Department of Mechanical Engineering, Graduate School of Engineering, Kyushu University
Our research spans detailed chemical kinetics, flame physics, burner combustion, spray processes, and high-fidelity modeling. We connect fundamental science with practical systems to enable ammonia, hydrogen, and other low- and zero-carbon fuels.
We aim to pioneer next-generation combustion technologies for carbon-neutral fuels such as hydrogen and ammonia while improving the efficiency and performance of practical energy systems, including gas turbines, industrial burners, and reciprocating engines. By integrating experiments, diagnostics, and simulation, we seek both fundamental understanding and engineering relevance.
The laboratory’s work is organized around fundamental combustion science and its application to realistic devices. The themes below reflect the scope of the group and align with the current student-group structure.

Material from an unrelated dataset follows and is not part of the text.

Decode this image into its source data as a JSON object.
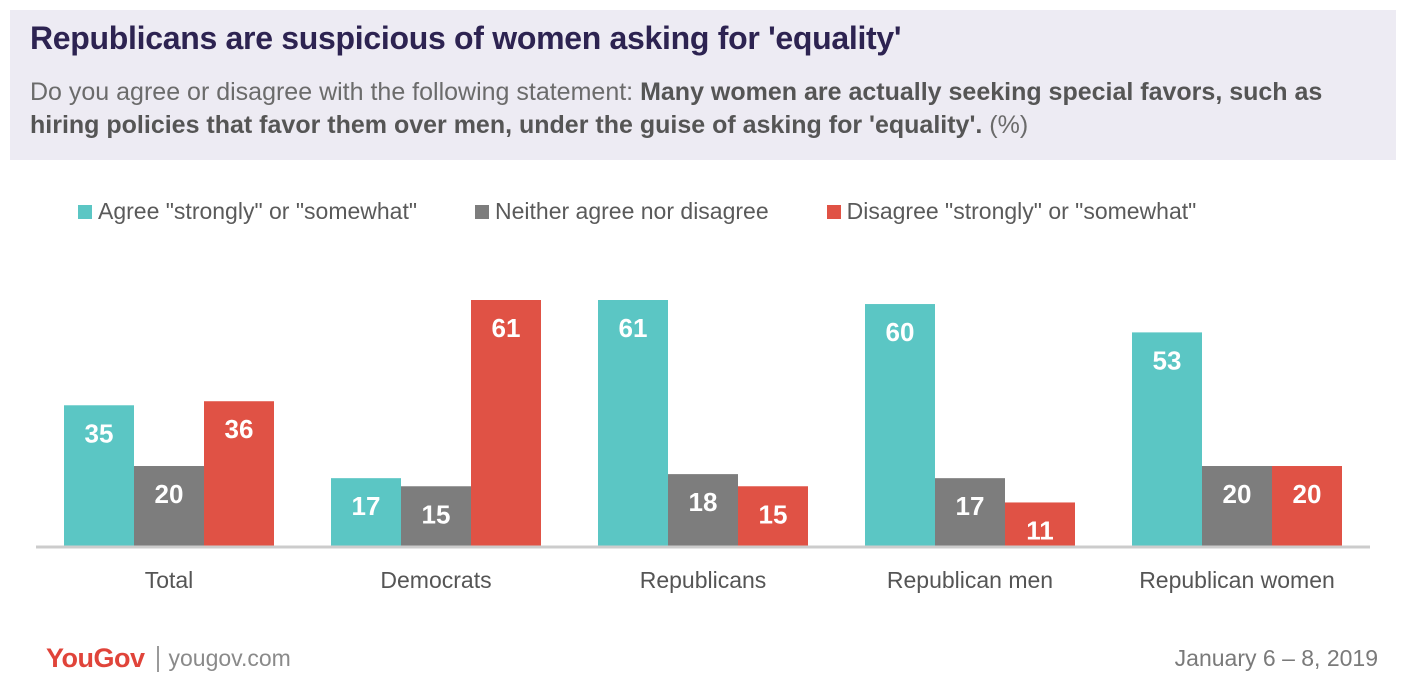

We develop, optimize, and validate detailed and reduced chemical kinetic models for ammonia and its blends. This supports accurate prediction of ignition, flame propagation, extinction, and emissions formation in carbon-free combustion systems.
We investigate laminar and turbulent flame propagation, burning velocity, flame stretch, and turbulence–chemistry interaction. These studies provide essential physical insight for advanced combustion systems and model development.
Using model burners under elevated pressure and temperature, we study flame stabilization and the formation and control of NO, N2O, NH3, and related emissions in gas turbines and industrial combustion systems.
We study liquid-fuel injection, spray formation, flash boiling, and combustion processes with emphasis on liquid ammonia and engine-oriented applications where fuel delivery, atomization, and emissions are tightly coupled.
We investigate soot and particulate formation in premixed flames to better understand combustion-derived particles in engines and practical systems under increasingly demanding efficiency constraints.
Our research integrates laser diagnostics, high-speed imaging, DNS, reactor-network analysis, CFD, and reduced-order modeling to connect fundamental observations with predictive engineering tools.
Our experimental and numerical tools allow us to examine combustion under controlled conditions and connect observations to predictive models for practical applications.
Across these themes, our goal is consistent: to develop scientifically grounded, practically useful pathways for low-emission and zero-emission combustion systems. This includes ammonia-fueled burners, hydrogen-enabled combustion, liquid-fuel spray systems, and model frameworks that can support next-generation energy and marine applications.